Nobody actually asks what this is really ACHIEVING in the larger scheme of things. Everybody is only seeking to deflect criticism, and sadly that is the world in which we live. The old discretion that police were supposedly allocated is almost gone. And naturally, with political correctness and woke philosophies in the ascendant, it’s important that police leaders - and some individuals down the food chain - can virtue signal. But often it’s more important to deflect future criticism…
It’s time that all performance indicators in the public service - Police, NHS, Railways even, were re-examined. Most are irrelevant and drive perverse behaviour. It would be a mighty brave person who did that, because if nothing else it would put millions of stats recorders out of work across the UK!

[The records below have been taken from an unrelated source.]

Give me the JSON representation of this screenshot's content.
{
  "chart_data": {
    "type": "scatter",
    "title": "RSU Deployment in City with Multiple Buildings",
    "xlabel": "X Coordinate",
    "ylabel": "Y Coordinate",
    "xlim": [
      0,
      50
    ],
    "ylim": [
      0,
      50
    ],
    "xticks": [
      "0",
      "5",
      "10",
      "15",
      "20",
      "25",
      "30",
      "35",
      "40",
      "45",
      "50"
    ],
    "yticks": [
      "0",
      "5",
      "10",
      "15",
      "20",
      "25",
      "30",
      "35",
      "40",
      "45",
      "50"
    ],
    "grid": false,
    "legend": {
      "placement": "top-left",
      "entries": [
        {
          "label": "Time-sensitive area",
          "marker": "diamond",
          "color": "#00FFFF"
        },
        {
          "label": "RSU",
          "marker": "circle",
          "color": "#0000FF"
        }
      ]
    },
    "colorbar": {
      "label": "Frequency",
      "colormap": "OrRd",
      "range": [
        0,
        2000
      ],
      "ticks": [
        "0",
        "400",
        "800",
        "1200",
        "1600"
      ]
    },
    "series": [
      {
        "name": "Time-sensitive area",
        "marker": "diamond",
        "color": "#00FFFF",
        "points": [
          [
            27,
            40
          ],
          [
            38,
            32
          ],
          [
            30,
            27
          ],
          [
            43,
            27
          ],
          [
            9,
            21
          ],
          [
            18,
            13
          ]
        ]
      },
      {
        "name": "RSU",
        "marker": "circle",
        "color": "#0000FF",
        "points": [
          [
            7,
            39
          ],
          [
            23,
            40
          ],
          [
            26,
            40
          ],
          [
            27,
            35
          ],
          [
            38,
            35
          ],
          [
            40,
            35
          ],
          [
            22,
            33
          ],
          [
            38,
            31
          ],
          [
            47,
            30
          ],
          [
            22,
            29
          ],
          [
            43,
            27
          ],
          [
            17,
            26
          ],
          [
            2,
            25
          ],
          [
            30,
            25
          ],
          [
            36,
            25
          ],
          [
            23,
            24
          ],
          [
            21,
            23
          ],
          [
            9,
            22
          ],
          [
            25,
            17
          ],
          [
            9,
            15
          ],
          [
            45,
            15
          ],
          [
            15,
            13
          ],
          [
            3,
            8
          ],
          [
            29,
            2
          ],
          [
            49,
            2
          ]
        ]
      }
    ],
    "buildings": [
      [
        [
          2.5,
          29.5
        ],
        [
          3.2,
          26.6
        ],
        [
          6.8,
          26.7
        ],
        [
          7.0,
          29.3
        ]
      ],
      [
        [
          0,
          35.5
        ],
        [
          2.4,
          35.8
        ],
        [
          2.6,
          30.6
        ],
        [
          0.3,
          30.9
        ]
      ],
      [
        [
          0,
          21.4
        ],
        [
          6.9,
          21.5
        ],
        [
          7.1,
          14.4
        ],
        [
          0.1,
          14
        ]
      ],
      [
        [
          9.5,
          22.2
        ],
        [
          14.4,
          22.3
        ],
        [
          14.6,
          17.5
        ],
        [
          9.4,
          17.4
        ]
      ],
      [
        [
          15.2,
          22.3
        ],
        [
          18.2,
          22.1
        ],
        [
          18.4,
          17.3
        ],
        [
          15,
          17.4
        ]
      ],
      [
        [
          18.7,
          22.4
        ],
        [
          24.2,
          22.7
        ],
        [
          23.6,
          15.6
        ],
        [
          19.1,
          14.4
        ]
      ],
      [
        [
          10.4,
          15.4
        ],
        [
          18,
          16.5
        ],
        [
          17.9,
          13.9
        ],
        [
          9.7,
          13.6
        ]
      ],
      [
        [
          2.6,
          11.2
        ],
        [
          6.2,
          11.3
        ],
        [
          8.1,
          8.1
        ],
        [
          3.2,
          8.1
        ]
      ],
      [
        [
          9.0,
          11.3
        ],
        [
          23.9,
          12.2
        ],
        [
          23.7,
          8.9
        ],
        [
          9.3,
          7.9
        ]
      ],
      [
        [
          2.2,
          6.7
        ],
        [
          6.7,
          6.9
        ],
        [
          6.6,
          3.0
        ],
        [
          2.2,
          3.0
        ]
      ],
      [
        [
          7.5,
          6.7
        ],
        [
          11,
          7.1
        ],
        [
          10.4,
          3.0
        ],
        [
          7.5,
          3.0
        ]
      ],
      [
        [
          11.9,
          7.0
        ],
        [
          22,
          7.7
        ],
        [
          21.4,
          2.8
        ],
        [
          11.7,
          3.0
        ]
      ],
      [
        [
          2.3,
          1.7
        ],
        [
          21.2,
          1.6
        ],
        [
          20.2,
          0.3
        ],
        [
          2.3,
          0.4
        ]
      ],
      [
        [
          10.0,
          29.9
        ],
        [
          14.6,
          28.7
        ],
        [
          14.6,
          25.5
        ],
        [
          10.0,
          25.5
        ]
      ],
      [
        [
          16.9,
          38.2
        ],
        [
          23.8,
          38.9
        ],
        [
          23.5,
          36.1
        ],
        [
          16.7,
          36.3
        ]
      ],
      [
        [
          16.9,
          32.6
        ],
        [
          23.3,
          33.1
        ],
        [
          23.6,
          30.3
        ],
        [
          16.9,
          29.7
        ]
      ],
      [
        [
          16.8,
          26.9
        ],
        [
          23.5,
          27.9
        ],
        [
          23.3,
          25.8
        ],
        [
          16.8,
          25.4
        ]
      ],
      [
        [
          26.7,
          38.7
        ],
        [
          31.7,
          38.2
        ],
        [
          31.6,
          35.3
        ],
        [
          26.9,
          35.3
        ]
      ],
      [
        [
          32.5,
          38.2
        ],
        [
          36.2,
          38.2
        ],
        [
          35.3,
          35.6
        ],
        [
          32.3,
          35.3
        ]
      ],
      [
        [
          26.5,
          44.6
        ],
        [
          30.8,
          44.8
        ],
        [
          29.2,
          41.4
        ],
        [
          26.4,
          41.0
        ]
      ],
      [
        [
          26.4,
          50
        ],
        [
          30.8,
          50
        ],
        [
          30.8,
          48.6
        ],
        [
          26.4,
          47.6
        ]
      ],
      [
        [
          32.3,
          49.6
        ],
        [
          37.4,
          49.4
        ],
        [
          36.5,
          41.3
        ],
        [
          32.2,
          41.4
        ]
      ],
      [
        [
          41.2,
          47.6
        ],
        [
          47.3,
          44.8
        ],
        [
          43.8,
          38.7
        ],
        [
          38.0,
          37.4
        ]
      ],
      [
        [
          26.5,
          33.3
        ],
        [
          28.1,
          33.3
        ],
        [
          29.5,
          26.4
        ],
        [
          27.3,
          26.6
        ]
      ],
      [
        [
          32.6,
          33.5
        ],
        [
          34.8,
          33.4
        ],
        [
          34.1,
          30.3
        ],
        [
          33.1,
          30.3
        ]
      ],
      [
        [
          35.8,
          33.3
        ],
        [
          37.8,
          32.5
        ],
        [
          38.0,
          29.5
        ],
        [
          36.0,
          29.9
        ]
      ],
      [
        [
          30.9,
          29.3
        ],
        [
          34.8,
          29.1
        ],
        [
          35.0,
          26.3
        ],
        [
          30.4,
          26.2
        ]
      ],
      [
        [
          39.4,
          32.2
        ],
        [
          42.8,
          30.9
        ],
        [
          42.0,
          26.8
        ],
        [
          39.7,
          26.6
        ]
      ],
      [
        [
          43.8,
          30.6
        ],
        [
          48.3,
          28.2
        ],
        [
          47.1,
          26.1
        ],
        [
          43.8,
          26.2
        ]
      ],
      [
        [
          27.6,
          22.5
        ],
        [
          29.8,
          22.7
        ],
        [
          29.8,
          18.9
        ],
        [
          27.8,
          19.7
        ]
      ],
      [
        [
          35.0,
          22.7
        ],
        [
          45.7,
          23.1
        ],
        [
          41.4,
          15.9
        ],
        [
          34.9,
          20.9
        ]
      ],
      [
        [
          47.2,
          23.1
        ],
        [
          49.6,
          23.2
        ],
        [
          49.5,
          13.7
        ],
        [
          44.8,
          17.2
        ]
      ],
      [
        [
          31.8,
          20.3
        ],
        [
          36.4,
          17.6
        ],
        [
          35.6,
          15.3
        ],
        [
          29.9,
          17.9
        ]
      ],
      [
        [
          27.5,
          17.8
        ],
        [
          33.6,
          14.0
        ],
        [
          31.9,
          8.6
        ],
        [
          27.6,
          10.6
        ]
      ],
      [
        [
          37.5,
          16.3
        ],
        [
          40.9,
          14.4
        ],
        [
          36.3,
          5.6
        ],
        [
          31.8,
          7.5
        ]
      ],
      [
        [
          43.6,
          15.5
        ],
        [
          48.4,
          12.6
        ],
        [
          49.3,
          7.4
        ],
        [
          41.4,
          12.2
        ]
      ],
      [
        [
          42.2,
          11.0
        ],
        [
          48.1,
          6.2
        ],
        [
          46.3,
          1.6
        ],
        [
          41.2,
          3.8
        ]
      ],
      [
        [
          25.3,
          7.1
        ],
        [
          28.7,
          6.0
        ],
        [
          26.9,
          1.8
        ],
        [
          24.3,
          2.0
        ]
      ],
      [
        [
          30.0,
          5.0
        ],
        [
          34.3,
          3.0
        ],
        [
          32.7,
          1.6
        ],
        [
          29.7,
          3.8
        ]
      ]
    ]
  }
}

"The bureaucracy includes the targets and all the reporting up the line of endless
key performance indicators. The micro-management from the centre. The huge
number of regulators and the amount of information they demand, often the
same information in different forms, and the massive amount of money being
spent to feed that beast."
"I remember sitting on one side of a table with six or seven of my team to talk
about improving A&E [accident and emergency] performance, strengthening
our quality strategy and reducing our avoidable mortality and there were 38
people from other agencies sitting opposite demanding ‘where, why, how’, each
of them marking our homework. Thirty-eight of them! From Monitor, from the
commissioners, from the NHS England region, from CQC, Healthwatch and so
on and I remember thinking: ‘What the “f ” is this all about?’ It made me so angry.
We managed it by being very open, saying: ‘Come and work with us.’ But I was
spitting feathers. The support and the experience was not out there."
Those are two quotes, from chief executives of NHS trusts, in 'The Chief Executive's Tale - views from the front line of the NHS' published in 2016 by The King's Fund.
I think targetomania may require good psychiatric intervention...
Brilliant and informative post Ian. Thank you. Certainly shows a theme in managing our public services and the out of control bureaucracies now driving the actions at the “coal face!”